A protocol is a type of experiment defined by the instructions that the instrument has to perform. The minitweezers can control the position and the force of the optical trap with a feedback. A protocol is defined by the steps that the instrument has to automatically perform on a molecule. For instance, one of the most common protocols is a pulling experiment. It consists on moving the optical trap up and down at a constant rate so that the molecule undergoes cycles of stretching and relaxing. Another protocol is the constant force protocol, in which the molecule is held at a constant force. This is achieved by means of a force feedback that corrects the position of the optical trap to keep constant the force exerted on the molecule.
The firmware and software of the instrument was designed so that new protocols can easily be implemented. Indeed, most of the essential routines and functions that perform the elementary steps are available to the user. Thus, a new protocol does not need to be designed from scratch. Instead, users can gather pieces of already coded subroutines to create their own protocol.
Here we have to distinguish between two types of new protocols. The first one only involves coding the software and it is easier to implement. The second one is more demanding and, apart from the software, it requires to code the firmware of the PICs. The advantage of coding the PICs is the update frequency. Indeed, the software of the Mac can update the instrument at 60 Hz, while the firmware of the PICs, at 4 kHz. Depending on the requirements of the experiment, one type of protocol will be preferred over the other. Appendix D shows a detailed description of the steps to be followed to code a new protocol.

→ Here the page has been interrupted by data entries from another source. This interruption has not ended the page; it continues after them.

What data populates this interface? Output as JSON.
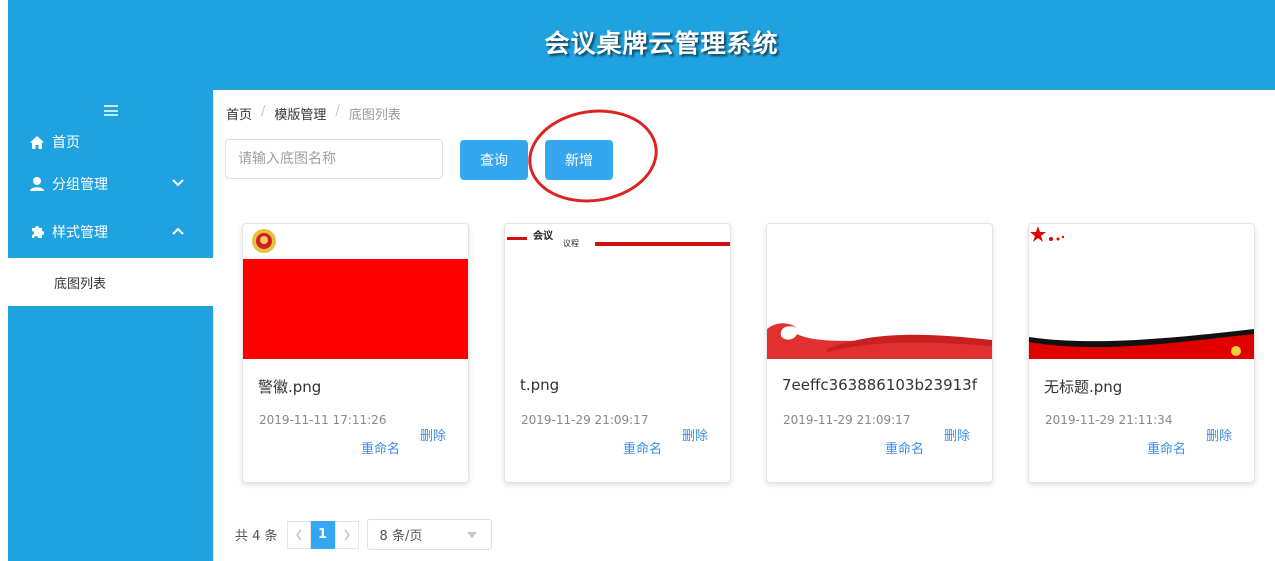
{
  "header": {
    "title": "会议桌牌云管理系统"
  },
  "sidebar": {
    "items": [
      {
        "label": "首页",
        "icon": "home-icon"
      },
      {
        "label": "分组管理",
        "icon": "user-icon",
        "arrow": "chevron-down-icon"
      },
      {
        "label": "样式管理",
        "icon": "puzzle-icon",
        "arrow": "chevron-up-icon"
      }
    ],
    "sub_items": [
      {
        "label": "底图列表"
      }
    ]
  },
  "breadcrumb": [
    "首页",
    "模版管理",
    "底图列表"
  ],
  "search": {
    "placeholder": "请输入底图名称",
    "value": ""
  },
  "buttons": {
    "query": "查询",
    "add": "新增"
  },
  "cards": [
    {
      "name": "警徽.png",
      "date": "2019-11-11 17:11:26",
      "rename": "重命名",
      "delete": "删除"
    },
    {
      "name": "t.png",
      "date": "2019-11-29 21:09:17",
      "rename": "重命名",
      "delete": "删除"
    },
    {
      "name": "7eeffc363886103b23913f",
      "date": "2019-11-29 21:09:17",
      "rename": "重命名",
      "delete": "删除"
    },
    {
      "name": "无标题.png",
      "date": "2019-11-29 21:11:34",
      "rename": "重命名",
      "delete": "删除"
    }
  ],
  "card2_thumb_text": {
    "a": "会议",
    "b": "议程"
  },
  "pagination": {
    "total": "共 4 条",
    "current_page": "1",
    "page_size": "8 条/页"
  },
  "colors": {
    "primary": "#1fa3e0",
    "button": "#34a7f0",
    "link": "#3a8ee6",
    "annotation": "#dd2222"
  }
}
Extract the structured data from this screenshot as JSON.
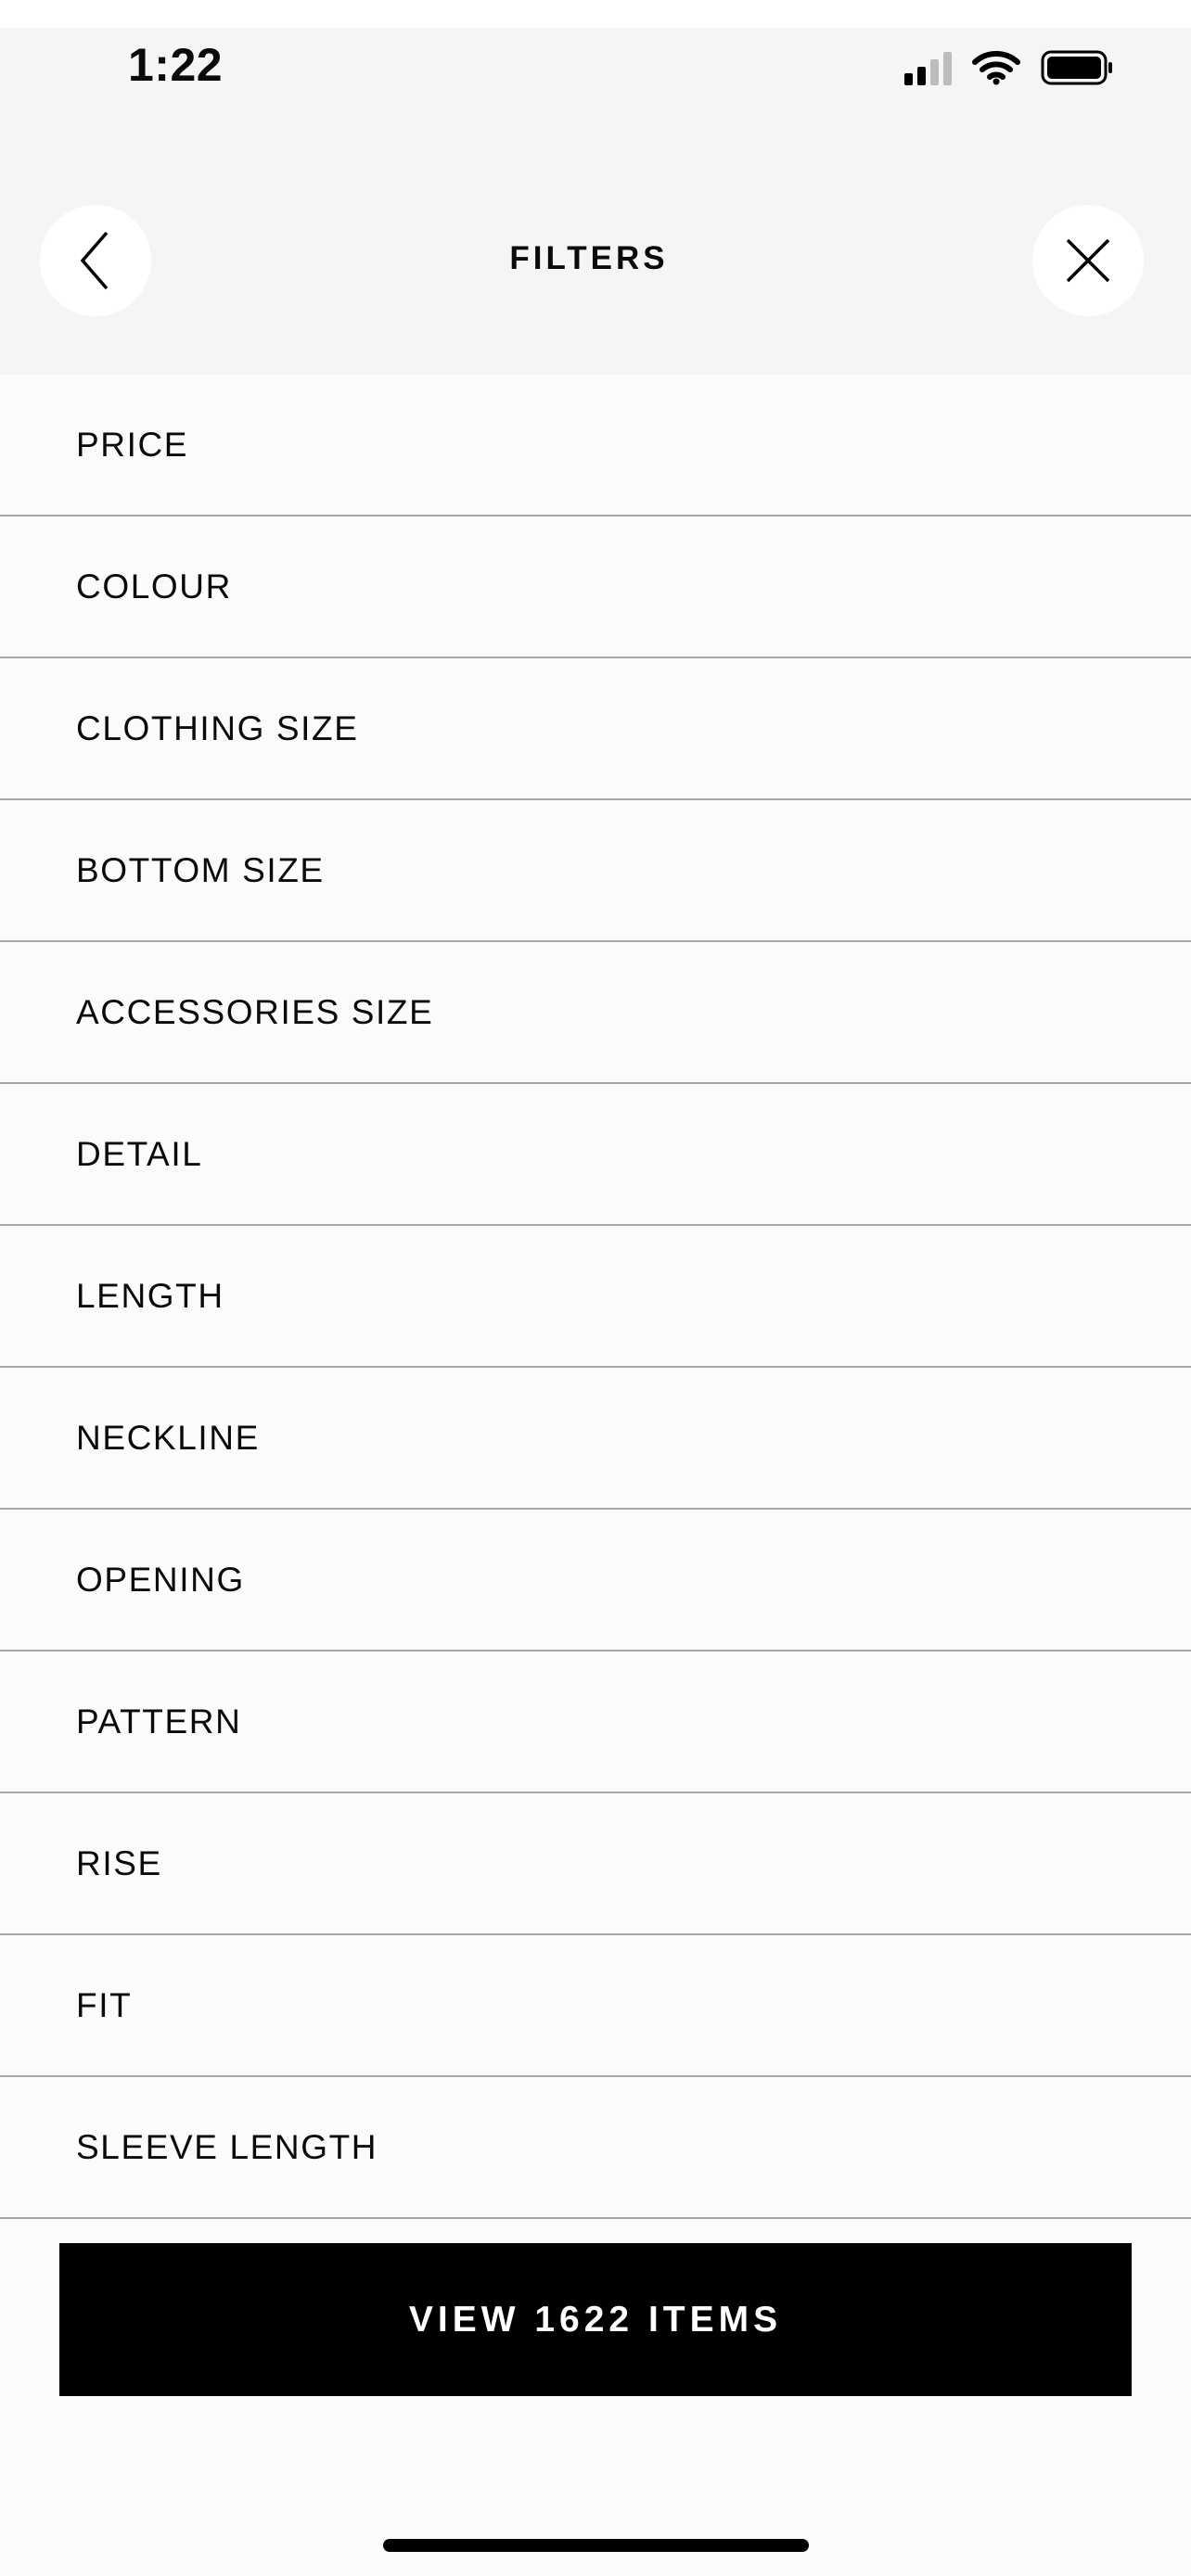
{
  "status_bar": {
    "time": "1:22",
    "icons": [
      "cellular-signal-icon",
      "wifi-icon",
      "battery-icon"
    ]
  },
  "header": {
    "title": "FILTERS",
    "back_icon": "chevron-left-icon",
    "close_icon": "close-icon"
  },
  "filters": [
    {
      "label": "PRICE"
    },
    {
      "label": "COLOUR"
    },
    {
      "label": "CLOTHING SIZE"
    },
    {
      "label": "BOTTOM SIZE"
    },
    {
      "label": "ACCESSORIES SIZE"
    },
    {
      "label": "DETAIL"
    },
    {
      "label": "LENGTH"
    },
    {
      "label": "NECKLINE"
    },
    {
      "label": "OPENING"
    },
    {
      "label": "PATTERN"
    },
    {
      "label": "RISE"
    },
    {
      "label": "FIT"
    },
    {
      "label": "SLEEVE LENGTH"
    }
  ],
  "footer": {
    "view_button_label": "VIEW 1622 ITEMS"
  },
  "colors": {
    "header_bg": "#f5f5f5",
    "page_bg": "#fbfbfb",
    "divider": "#a8a8a8",
    "button_bg": "#000000",
    "button_text": "#ffffff"
  }
}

Figure 2.17 shows data obtained with five different protocols designed during the realization of this PhD thesis:
- Double trap pulling protocol.
- This protocol assumes that each counter-propagating laser is used as an independent optical trap. Therefore, two beads located at two optical traps are used to pull on a molecule. The traps can move simultaneously or one respect to the other (see Fig. 2.17a).
- Oscillation protocol.
- This protocol produces an oscillation of the force or the position of the optical trap. The frequency and the amplitude of the oscillation can be adjusted (see Fig. 2.17b). This is useful to study the stochastic resonance of single molecules .
- Force jump protocol.
- This protocol is a combination of two already existing ones. It consists in a pulling experiment followed by a constant force protocol at a different arbitrary force (see Fig. 2.17c). The misfolding dynamics of DNA hairpins can be studied with this protocol.
- Force ramp protocol.
- It is a pulling experiment in which the force applied to the molecule is increased at a constant loading rate. Instead of constantly changing the position of the optical trap, this protocol continuously increases the force by running a force feedback. The comparison between a force ramp protocol and a regular pulling protocol gives relevant information about the thermodynamics of small systems. This protocol was designed to carry out the work described in chapter 6.
- Pulling protocol coded in the firmware.
- It is a standard pulling protocol in which the molecule is stretched and relaxed by moving the trap up and down. The advantage is that the update frequency of the PICs is 4 kHz and the position vs. time does not exhibit steps at high pulling speeds (see Fig. 2.17d).
New designed protocols. (a) Unzipping of DNA with a double trap pulling protocol. The FDCs of the traps (red and orange) are measured simultaneously. Except for thermal fluctuations, the forces are equal and opposite. (b) Oscillation protocol applied to a DNA hairpin. The force oscillates between 14 and 15.4 pN (red curve) according to a square wave of frequency 0.4 Hz. The position of the optical trap (blue curve) is continuously adjusted by the force feedback algorithm. (c) Force jump protocol applied to a DNA hairpin. A pulling protocol of pulling rate 30 nm/s is followed by a constant force protocol of force 14.5 pN. (d) Position vs. time curves of two pulling protocols at a pulling rate of 950 nm/s. The blue (magenta) curve shows the output of the protocol performed by the PIC (host computer).